Class FSTTermsWriter

  • All Implemented Interfaces:
    java.io.Closeable, java.lang.AutoCloseable

    public class FSTTermsWriter
    extends FieldsConsumer
    FST-based term dict, using metadata as FST output.

    The FST directly holds the mapping between <term, metadata>.

    Term metadata consists of three parts: 1. term statistics: docFreq, totalTermFreq; 2. monotonic long[], e.g. the pointer to the postings list for that term; 3. generic byte[], e.g. other information need by postings reader.

    File:

    Term Dictionary

    The .tst contains a list of FSTs, one for each field. The FST maps a term to its corresponding statistics (e.g. docfreq) and metadata (e.g. information for postings list reader like file pointer to postings list).

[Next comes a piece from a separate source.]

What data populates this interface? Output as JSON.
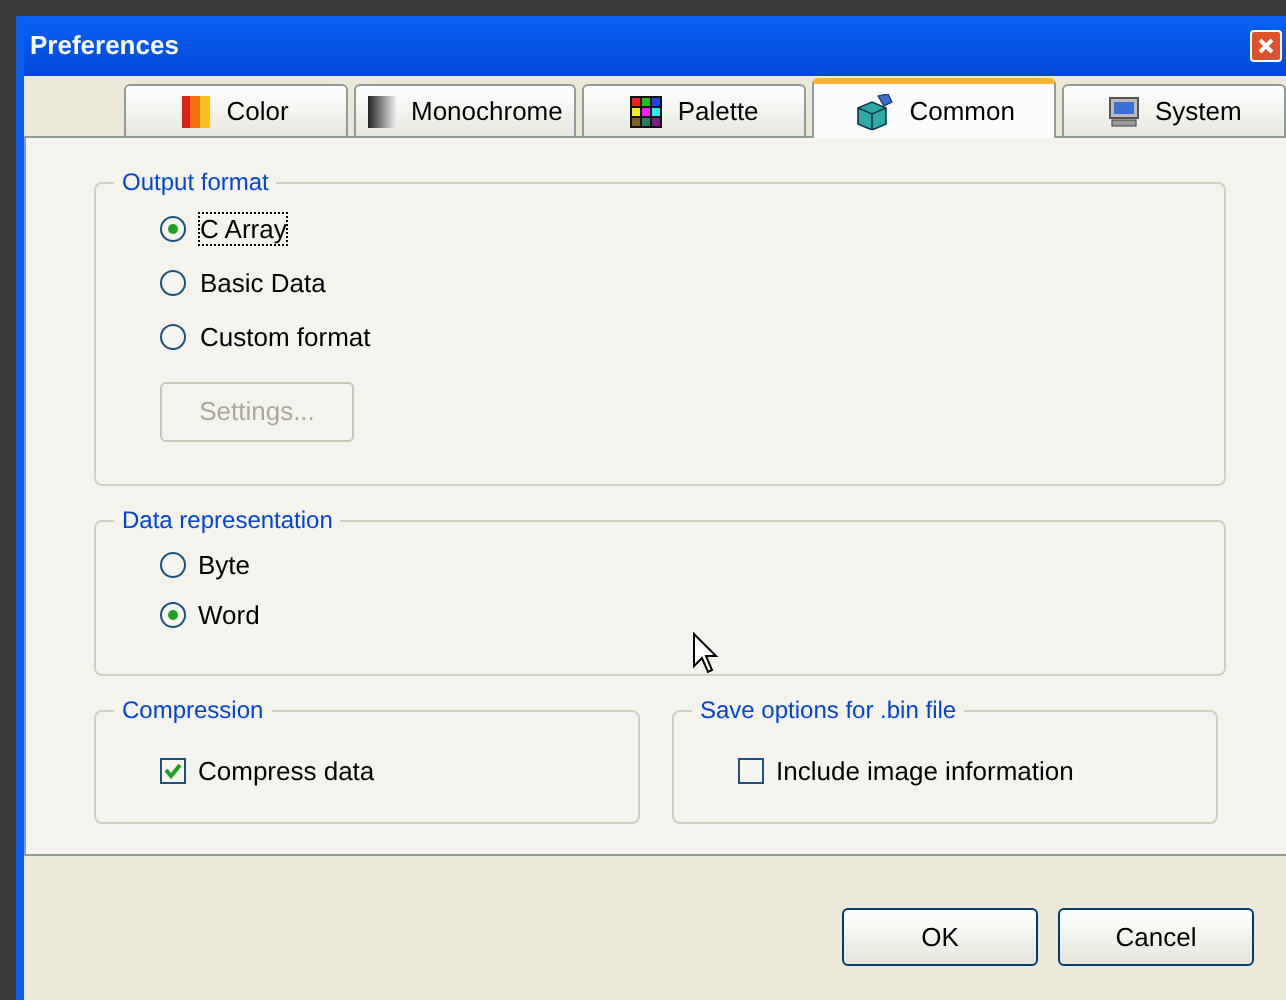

    Typically the metadata is separated into two parts:

    • Monotonical long array: Some metadata will always be ascending in order with the corresponding term. This part is used by FST to share outputs between arcs.
    • Generic byte array: Used to store non-monotonic metadata.
    File format:
    • TermsDict(.tst) --> Header, PostingsHeader, FieldSummary, DirOffset
    • FieldSummary --> NumFields, <FieldNumber, NumTerms, SumTotalTermFreq?, SumDocFreq, DocCount, LongsSize, TermFST >NumFields
    • TermFST --> FST<TermData>
    • TermData --> Flag, BytesSize?, LongDeltaLongsSize?, ByteBytesSize?, < DocFreq[Same?], (TotalTermFreq-DocFreq) > ?
    • Header --> IndexHeader
    • DirOffset --> Uint64
    • DocFreq, LongsSize, BytesSize, NumFields, FieldNumber, DocCount --> VInt
    • TotalTermFreq, NumTerms, SumTotalTermFreq, SumDocFreq, LongDelta --> VLong

    Notes:

    • The format of PostingsHeader and generic meta bytes are customized by the specific postings implementation: they contain arbitrary per-file data (such as parameters or versioning information), and per-term data (non-monotonic ones like pulsed postings data).
    • The format of TermData is determined by FST, typically monotonic metadata will be dense around shallow arcs, while in deeper arcs only generic bytes and term statistics exist.
    • The byte Flag is used to indicate which part of metadata exists on current arc. Specially the monotonic part is omitted when it is an array of 0s.
    • Since LongsSize is per-field fixed, it is only written once in field summary.
    • Method Detail

      • writeTrailer

        private void writeTrailer​(IndexOutput out,
                                  long dirStart)
                           throws java.io.IOException
        Throws:
        java.io.IOException
      • write

        public void write​(Fields fields,
                          NormsProducer norms)
                   throws java.io.IOException
        Description copied from class: FieldsConsumer
        Write all fields, terms and postings. This the "pull" API, allowing you to iterate more than once over the postings, somewhat analogous to using a DOM API to traverse an XML tree.

        Notes:

        • You must compute index statistics, including each Term's docFreq and totalTermFreq, as well as the summary sumTotalTermFreq, sumTotalDocFreq and docCount.
        • You must skip terms that have no docs and fields that have no terms, even though the provided Fields API will expose them; this typically requires lazily writing the field or term until you've actually seen the first term or document.
        • The provided Fields instance is limited: you cannot call any methods that return statistics/counts; you cannot pass a non-null live docs when pulling docs/positions enums.
        Specified by:
        write in class FieldsConsumer
        Throws:
        java.io.IOException
      • close

        public void close()
                   throws java.io.IOException
        Specified by:
        close in interface java.lang.AutoCloseable
        Specified by:
        close in interface java.io.Closeable
        Specified by:
        close in class FieldsConsumer
        Throws:
        java.io.IOException